The decision included the case of Kuntrell Jackson, sentenced to life in Arkansas. He was tried as an adult for being an accomplice in a Blytheville convenience store robbery that ended in murder. Life without parole was the only possible sentence because juveniles are exempt from the death penalty.
The court majority held this was an excessive sanction. The mandatory sentence prevents courts from considering youth and "from assessing whether the law’s harshest term of imprisonment proportionately punishes a juvenile offender."
I'm seeking an update on the number of lifers in the Arkansas system who were sentenced as juveniles. UPDATE: Here are the 57 people currently serving life without parole sentences in Arkansas for murders committed when they were 17 or younger. Four were sentenced to life without parole as 14-year-olds, all for capital murder: Jackson and Cedric Harris, Brandon Isbell and Derrick Shields.
Today's decision expands an earlier decision preventing life sentences for juveniles convicted in non-homicide cases.
The attorney general is evaluating what happens next. Said spokesman Aaron Sadler:
We respect the Supreme Court’s decision in this matter, and we anticipate moving forward with state court proceedings consistent with the Court’s opinion.
Little Rock attorney Jeff Rosenzweig was already working with the Arkansas ACLU on new sentences for 13 people sentenced to life as juveniles in Arkansas for non-capital cases. They were entitled to consideration because of an earlier Supreme Court decision barring life sentences for charges less than murder. The 57 serving life for capital crimes will now be added to the list, for a total of 70, who'll have to be resentenced. What's somewhat uncertain, Rosenzweig said, is whether all those convicted in the capital cases can be reduced to a term of the maximum years possible under the crime or whether each will require a new sentencing trial.
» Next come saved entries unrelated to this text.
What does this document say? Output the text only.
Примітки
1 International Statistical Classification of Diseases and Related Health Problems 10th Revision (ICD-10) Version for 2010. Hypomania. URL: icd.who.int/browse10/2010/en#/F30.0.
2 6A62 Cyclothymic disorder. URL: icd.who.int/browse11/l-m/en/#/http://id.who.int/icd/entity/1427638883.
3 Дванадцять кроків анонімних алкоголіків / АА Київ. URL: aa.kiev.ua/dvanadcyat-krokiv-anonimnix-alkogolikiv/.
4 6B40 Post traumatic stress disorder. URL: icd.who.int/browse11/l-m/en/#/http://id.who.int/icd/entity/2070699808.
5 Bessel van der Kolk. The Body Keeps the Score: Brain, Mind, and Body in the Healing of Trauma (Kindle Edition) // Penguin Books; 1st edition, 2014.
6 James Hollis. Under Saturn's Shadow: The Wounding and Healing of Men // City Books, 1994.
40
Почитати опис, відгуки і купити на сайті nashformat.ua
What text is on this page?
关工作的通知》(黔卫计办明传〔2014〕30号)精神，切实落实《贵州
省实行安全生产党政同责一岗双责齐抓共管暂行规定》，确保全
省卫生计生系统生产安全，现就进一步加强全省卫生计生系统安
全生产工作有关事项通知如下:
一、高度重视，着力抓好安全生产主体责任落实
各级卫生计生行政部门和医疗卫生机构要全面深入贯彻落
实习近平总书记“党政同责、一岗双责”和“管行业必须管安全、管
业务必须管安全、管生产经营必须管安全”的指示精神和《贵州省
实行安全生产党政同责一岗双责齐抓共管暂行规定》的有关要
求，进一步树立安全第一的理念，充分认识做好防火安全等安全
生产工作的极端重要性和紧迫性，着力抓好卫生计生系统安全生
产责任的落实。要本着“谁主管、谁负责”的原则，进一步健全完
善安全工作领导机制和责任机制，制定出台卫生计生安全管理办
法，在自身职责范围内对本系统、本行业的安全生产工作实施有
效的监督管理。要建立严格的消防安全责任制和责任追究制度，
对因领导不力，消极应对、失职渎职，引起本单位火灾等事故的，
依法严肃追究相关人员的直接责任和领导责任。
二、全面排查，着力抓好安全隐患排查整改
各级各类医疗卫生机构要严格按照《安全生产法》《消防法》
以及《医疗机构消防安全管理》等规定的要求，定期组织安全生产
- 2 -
One of those on the list convicted of murder has been in prison since 1974 for a crime when he was 17.
Here's the list of 13 people serving life sentences for non-capital crimes committed as juveniles.
Bryan Stevenson of Montgomery, Ala., attorney for the Equal Justice Initiative that took the case to the Supreme Court, said, however, he believes a full sentencing proceeding — taking into account all mitigating circumstances — will be constitutionally required in all the cases.
The court majority said in the case of Jackson and an Alabama defendant:
The two 14-year-old offenders in these cases were convicted of murder and sentenced to life imprisonment without the possibility of parole. In neither case did the sentencing authority have any discretion to impose a different punishment. State law mandated that each juvenile die in prison even if a judge or jury would have thought that his youth and its attendant characteristics, along with the nature of his crime, made a lesser sentence (for example, life with the possibility of parole) more appropriate. Such a scheme prevents those meting out punishment from considering a juvenile’s “lessened culpability” and greater “capacity for change,” and runs afoul of our cases’ requirement of individualized sentencing for defendants facing the most serious penalties. We therefore hold that mandatory life without parole for those under the age of 18 at the time of their crimes violates the Eighth Amendment’s prohibition on “cruel and unusual punishments.”
The brief for Jackson notes that he was not the triggerman and his youth couldn't be considered in sentencing.
Arkansas Advocates for Children and Families applauded the ruling but said the state should move to end life sentences for juveniles in all cases.
Today’s ruling by the Supreme Court confirms what the court has stated in previous decisions. Youth do not have adult levels of judgment, impulse control, or ability to assess risks. This means youth are not as responsible for their conduct and may not be punished as severely as adults. Compared to adults, youth who do commit crimes are also more likely to reform their behavior and have a better chance at rehabilitation. The Supreme Court has already stated that “From a moral standpoint it would be misguided to equate the failings of a minor with those of an adult, for a greater possibility exists that a minor’s character deficiencies will be reformed.”
Our youth deserve meaningful and periodic reviews of their sentences, to ensure that those who can prove they have been reformed are given an opportunity to re-enter society as contributing citizens. One thing they don’t deserve – and the court reaffirmed this today – is a statute that requires mandatory sentencing of life without parole for certain crimes.